9. The continuance of hard labour. The miasmata which produce malignant fevers sometimes possess so much force, that the least addition to it, even from customary acts of labour, is sufficient to excite the disease. In this case, safety should be sought in retirement, more especially by those persons whose occupations expose them to the heat of fires, and the rays of the sun, such as hatters, smiths, bricklayers, and house and ship carpenters. The wealthy inhabitants of Constantinople and Smyrna erroneously suppose they escape the contagion of the plague, by shutting themselves up in their houses during its prevalence. They owe their preservation chiefly to their being removed, by an exemption from care and business, from all its exciting causes. Most of the nobility and gentry of Moscow, by these means escaped a plague which carried off 27,000 persons in that city, in the year 1771, and many whole families in Philadelphia were indebted for their safety to the same precautions in the year 1793. Confinement is more certain in its beneficial effects, when persons occupy the upper stories only of their houses.
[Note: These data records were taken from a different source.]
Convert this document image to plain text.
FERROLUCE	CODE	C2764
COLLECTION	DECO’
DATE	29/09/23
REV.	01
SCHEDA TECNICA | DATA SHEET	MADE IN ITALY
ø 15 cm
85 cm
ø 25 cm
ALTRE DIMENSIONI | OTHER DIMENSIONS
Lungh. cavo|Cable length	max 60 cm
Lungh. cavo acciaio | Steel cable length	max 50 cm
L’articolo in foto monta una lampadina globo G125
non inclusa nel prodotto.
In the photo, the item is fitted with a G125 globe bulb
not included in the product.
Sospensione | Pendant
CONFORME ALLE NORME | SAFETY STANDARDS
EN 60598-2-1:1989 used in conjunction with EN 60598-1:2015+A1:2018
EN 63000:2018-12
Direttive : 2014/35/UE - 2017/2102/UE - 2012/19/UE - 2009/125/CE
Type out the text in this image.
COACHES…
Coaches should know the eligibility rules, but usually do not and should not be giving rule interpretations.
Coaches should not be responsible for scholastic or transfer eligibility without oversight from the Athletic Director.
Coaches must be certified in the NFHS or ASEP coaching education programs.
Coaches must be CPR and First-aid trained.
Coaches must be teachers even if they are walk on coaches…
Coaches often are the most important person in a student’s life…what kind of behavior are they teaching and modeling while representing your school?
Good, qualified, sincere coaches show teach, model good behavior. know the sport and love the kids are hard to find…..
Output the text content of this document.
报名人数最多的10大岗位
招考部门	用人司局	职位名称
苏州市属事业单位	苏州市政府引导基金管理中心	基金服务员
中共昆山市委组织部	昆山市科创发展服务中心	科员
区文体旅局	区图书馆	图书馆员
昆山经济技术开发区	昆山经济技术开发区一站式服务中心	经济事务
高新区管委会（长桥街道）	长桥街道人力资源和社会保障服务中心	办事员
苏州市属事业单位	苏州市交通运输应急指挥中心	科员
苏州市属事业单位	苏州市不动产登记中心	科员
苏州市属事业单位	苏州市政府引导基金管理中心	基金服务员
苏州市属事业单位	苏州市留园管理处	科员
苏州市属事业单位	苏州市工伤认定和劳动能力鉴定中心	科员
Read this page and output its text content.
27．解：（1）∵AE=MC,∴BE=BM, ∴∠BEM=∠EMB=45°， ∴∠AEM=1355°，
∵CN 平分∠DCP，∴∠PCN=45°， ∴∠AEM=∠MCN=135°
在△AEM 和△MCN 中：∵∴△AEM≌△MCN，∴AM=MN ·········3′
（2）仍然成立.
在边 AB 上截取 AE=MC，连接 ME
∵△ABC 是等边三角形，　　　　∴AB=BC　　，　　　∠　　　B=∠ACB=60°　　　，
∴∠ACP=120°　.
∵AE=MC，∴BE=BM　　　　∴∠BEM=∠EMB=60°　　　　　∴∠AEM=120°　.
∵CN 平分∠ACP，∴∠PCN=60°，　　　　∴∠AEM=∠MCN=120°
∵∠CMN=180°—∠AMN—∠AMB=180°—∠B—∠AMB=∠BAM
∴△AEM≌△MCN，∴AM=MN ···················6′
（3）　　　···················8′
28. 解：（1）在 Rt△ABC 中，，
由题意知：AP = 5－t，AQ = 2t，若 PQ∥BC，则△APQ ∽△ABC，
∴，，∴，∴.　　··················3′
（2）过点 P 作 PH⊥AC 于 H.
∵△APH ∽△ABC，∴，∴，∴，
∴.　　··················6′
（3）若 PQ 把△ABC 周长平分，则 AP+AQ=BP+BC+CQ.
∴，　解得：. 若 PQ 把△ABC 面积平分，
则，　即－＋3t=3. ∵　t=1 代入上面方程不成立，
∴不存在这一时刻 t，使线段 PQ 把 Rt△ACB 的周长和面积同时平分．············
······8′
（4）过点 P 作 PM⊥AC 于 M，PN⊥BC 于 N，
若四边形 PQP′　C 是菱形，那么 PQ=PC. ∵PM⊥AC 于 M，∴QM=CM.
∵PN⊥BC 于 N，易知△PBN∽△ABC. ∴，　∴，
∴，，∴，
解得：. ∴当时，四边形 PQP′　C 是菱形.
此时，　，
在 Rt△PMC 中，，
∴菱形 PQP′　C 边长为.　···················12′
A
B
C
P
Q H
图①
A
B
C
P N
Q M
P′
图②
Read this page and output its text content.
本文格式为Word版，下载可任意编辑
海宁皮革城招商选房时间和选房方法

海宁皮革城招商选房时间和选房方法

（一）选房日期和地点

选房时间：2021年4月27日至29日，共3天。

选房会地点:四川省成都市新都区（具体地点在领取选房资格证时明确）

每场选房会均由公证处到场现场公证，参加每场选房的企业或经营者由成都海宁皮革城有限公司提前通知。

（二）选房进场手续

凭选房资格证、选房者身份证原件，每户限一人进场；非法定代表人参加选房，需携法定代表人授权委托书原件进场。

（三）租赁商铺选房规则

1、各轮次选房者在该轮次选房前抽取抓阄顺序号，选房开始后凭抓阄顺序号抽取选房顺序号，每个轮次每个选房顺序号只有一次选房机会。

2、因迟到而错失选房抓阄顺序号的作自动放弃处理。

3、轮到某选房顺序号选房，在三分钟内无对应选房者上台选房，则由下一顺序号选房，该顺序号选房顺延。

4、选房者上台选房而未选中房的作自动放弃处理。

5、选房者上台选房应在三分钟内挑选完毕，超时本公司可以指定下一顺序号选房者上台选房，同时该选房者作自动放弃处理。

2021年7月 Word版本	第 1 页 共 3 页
The inhabitants of St. Lucia, Dr. Chisholm says, by this means often escape the yellow fever of that island. Such is the difference between the healthiness of the upper and lower stories of a house, that, travellers tell us, birds live in the former, and die in the latter, during the prevalence of a plague in the eastern countries.

All the exciting causes that have been enumerated should be avoided with double care three days before, and three days after, as well as on the days of the full and change of the moon. The reason for this caution was given in the account of the yellow fever in Philadelphia in the year 1797.

To persons who have retired from infected cities, or countries, it will be necessary to suggest a caution, not to visit them while the malignant fever from which they fled prevails in them. Dr. Dow informed me, in his visit to Philadelphia in the year 1800, that the natives and old citizens of New-Orleans who retired into the country, and returned during the prevalence of the yellow fever in that city, the year before, were often affected by it, while all such persons as did not change their residence, escaped it. The danger from visiting an infected city is greater to persons who breathe an atmosphere of a uniform temperature, than one that is subject to alternate changes in its degrees of heat and cold. The inhabitants of Mexico, Baron Humboldt informed me, who descend from their elevated situation, where the thermometer seldom varies more than ten degrees in the year, and visit Vera Cruz during the prevalence of the yellow fever in that city, are much oftener affected by it than the new comers from the variable climates of European countries. But the habits of insensibility to the impressions of the miasmata of this disease in one country, do not always protect the system from their action in another. The same illustrious traveller informed me, that the inhabitants of the Havannah who visit Vera Cruz, and the inhabitants of Vera Cruz who visit the Havannah, are affected in common with strangers with the fever of those places.

I shall take leave of this part of our subject, by adding, that I am so much impressed with a belief in the general, and almost necessary connection of an exciting cause with a yellow fever, that were I to enter a city, and meet its inhabitants under the first impressions of terror and distress from its appearance, my advice to them should be, “Beware, not of contagion, for the yellow fever of our country is not contagious, nor of putrid exhalations, when the duties of humanity or consanguinity require your attendance, but BEWARE OF EXCITING CAUSES!”

In the mild grades of the summer and autumnal fevers of the United States, the means of prevention should be different from those which have been recommended to prevent the yellow fever. They consist of such things as gently invigorate the system, and thus create an action superior to that which the miasmata have excited in it. The means commonly employed for this purpose are,

1. Cordial diet and drinks; consisting of salted meat, and fish, with a moderate quantity of wine and malt liquors. Dr. Blane says, the British soldiers who lived upon salt meat, during the American war, were much less afflicted with the intermitting fever than the neighbouring country people; and, it is well known, the American army was much less afflicted with summer and autumnal fevers, after they exchanged their fresh meat for rations of salted beef and pork. Ardent spirits should be used cautiously, for, when taken long enough to do good, they create a dangerous attachment to them. A strong infusion of any bitter herb in water, taken upon an empty stomach, is a cheap substitute for all the above liquors where they cannot be afforded. The Peruvian bark has in many instances been used with success as a preventive of the mild grades of the summer and autumnal fevers of our country.

2. An equable and constant perspiration. This should be kept up by all the means formerly mentioned for that purpose.

3. Avoiding certain exciting causes, particularly great heat and cold, fatigue, long intervals between meals, intemperance, and the morning and evening air, more especially during the lunar periods formerly mentioned. Dr. Lind says, the farmers of Holdernesse, in England, who go out early to their work, are seldom long lived, probably from their constitutions being destroyed by frequent attacks of intermitting fevers, to which that practice exposes them. Where peculiar circumstances of business render it necessary for persons to inhale the morning air, care should be taken never to do it without first eating a cordial breakfast.